Des essais cliniques sont en cours, notamment avec des molécules qui visent à réduire la protéine mutante. Certains résultats sont prometteurs, comme ceux de Wave Life Sciences en 2023. Mais aucun traitement n’a encore été approuvé pour arrêter ou inverser la maladie. Même si une thérapie génique devient disponible, elle ne touchera pas les 40 000 personnes déjà atteintes aujourd’hui. La planification des soins restera essentielle pour des décennies.
Comment trouver un centre spécialisé en maladie de Huntington ?
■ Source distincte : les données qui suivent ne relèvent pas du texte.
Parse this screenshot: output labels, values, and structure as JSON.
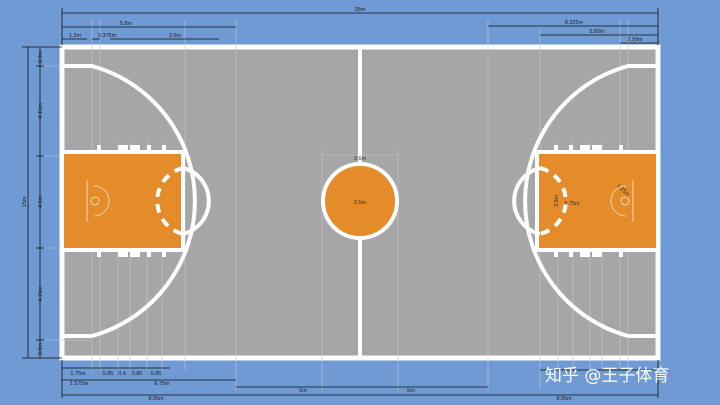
{
  "diagram": {
    "colors": {
      "background": "#6f9ad3",
      "court": "#a6a5a7",
      "paint": "#e48c2a",
      "lines": "#ffffff",
      "dimension": "#111111",
      "guide": "#c8c8c8"
    },
    "top_dimensions": {
      "total_length": "28m",
      "left_arc_distance": "5.8m",
      "left_backboard": "1.2m",
      "left_basket_offset": "0.375m",
      "left_key_depth": "3.6m",
      "right_arc_distance": "8.325m",
      "right_key_length": "5.80m",
      "right_arc_end": "2.99m"
    },
    "left_dimensions": {
      "total_width": "15m",
      "corner_top": "0.9m",
      "upper_segment": "4.15m",
      "key_width": "4.9m",
      "lower_segment": "4.15m",
      "corner_bottom": "0.9m"
    },
    "bottom_dimensions": {
      "row1": [
        "1.75m",
        "0.85",
        "0.4",
        "0.85",
        "0.85"
      ],
      "row2": [
        "1.575m",
        "6.75m"
      ],
      "row2b": [
        "5m",
        "5m"
      ],
      "row3": [
        "8.95m",
        "8.95m"
      ]
    },
    "center_labels": {
      "circle_diameter": "3.6m",
      "inner_circle": "3.5m"
    },
    "right_key_labels": {
      "key_width": "3.6m",
      "three_point_radius": "6.75m",
      "restricted_radius": "1.25m"
    },
    "watermark": "知乎 @王子体育"
  }
}
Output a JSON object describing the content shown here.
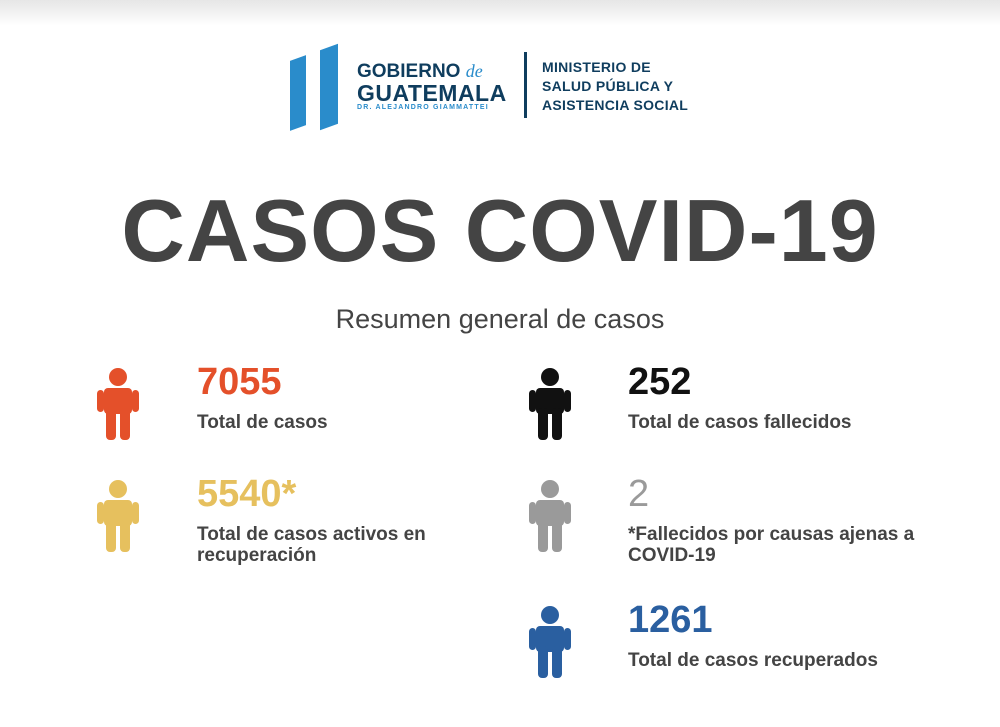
{
  "logo": {
    "gobierno": "GOBIERNO",
    "de": "de",
    "guatemala": "GUATEMALA",
    "president": "DR. ALEJANDRO GIAMMATTEI",
    "ministry": [
      "MINISTERIO DE",
      "SALUD PÚBLICA Y",
      "ASISTENCIA SOCIAL"
    ]
  },
  "title": "CASOS COVID-19",
  "subtitle": "Resumen general de casos",
  "stats": [
    {
      "value": "7055",
      "label": "Total de casos",
      "color": "#e4502a",
      "icon": "person-icon"
    },
    {
      "value": "5540*",
      "label": "Total de casos activos en recuperación",
      "color": "#e6c05e",
      "icon": "person-icon"
    },
    {
      "value": "252",
      "label": "Total de casos fallecidos",
      "color": "#111111",
      "icon": "person-icon"
    },
    {
      "value": "2",
      "label": "*Fallecidos por causas ajenas a COVID-19",
      "color": "#9a9a9a",
      "icon": "person-icon"
    },
    {
      "value": "1261",
      "label": "Total de casos recuperados",
      "color": "#2a5fa0",
      "icon": "person-icon"
    }
  ]
}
En France et en Europe, les centres de référence sont souvent liés aux hôpitaux universitaires. Aux États-Unis, la Huntington’s Disease Society of America (HDSA) liste 53 centres de excellence certifiés. Il est recommandé de contacter ces centres même si vous êtes à l’étranger - ils peuvent orienter vers des ressources locales ou proposer des consultations à distance. Les associations nationales de patients (comme l’Association Française de la Maladie de Huntington) peuvent aussi fournir des listes de professionnels formés.
2 Commentaires
je sais pas si vous avez entendu parler mais la maladie de huntington c'est un truc inventé par les laboratoires pour vendre des médicaments chers genre xenazine et tout ça en fait c'est juste une histoire de stress environnemental et les gènes c'est du vent bon ok j'ai lu un truc sur un forum en 2017 mais je vous jure c'est vrai
La littérature clinique récente (cf. JAMA Neurology 2024) démontre une corrélation significative entre l'expansion des répétitions CAG >40 et la dysfonction du striatum ventral, entraînant une désinhibition des circuits moteurs cortico-basales. L'efficacité des inhibiteurs de la VMAT2 (tetrabenazine, deutetrabenazine) est modérée (Δ=27,3% sur UHDRS), mais la variabilité interindividuelle est sous-estimée dans les essais de phase III. La valbénazine, bien que moins puissante, présente un profil pharmacocinétique plus stable grâce à sa demi-vie prolongée. Cela dit, l'absence de données sur les comorbidités psychiatriques dans les cohortes d'étude limite la généralisabilité.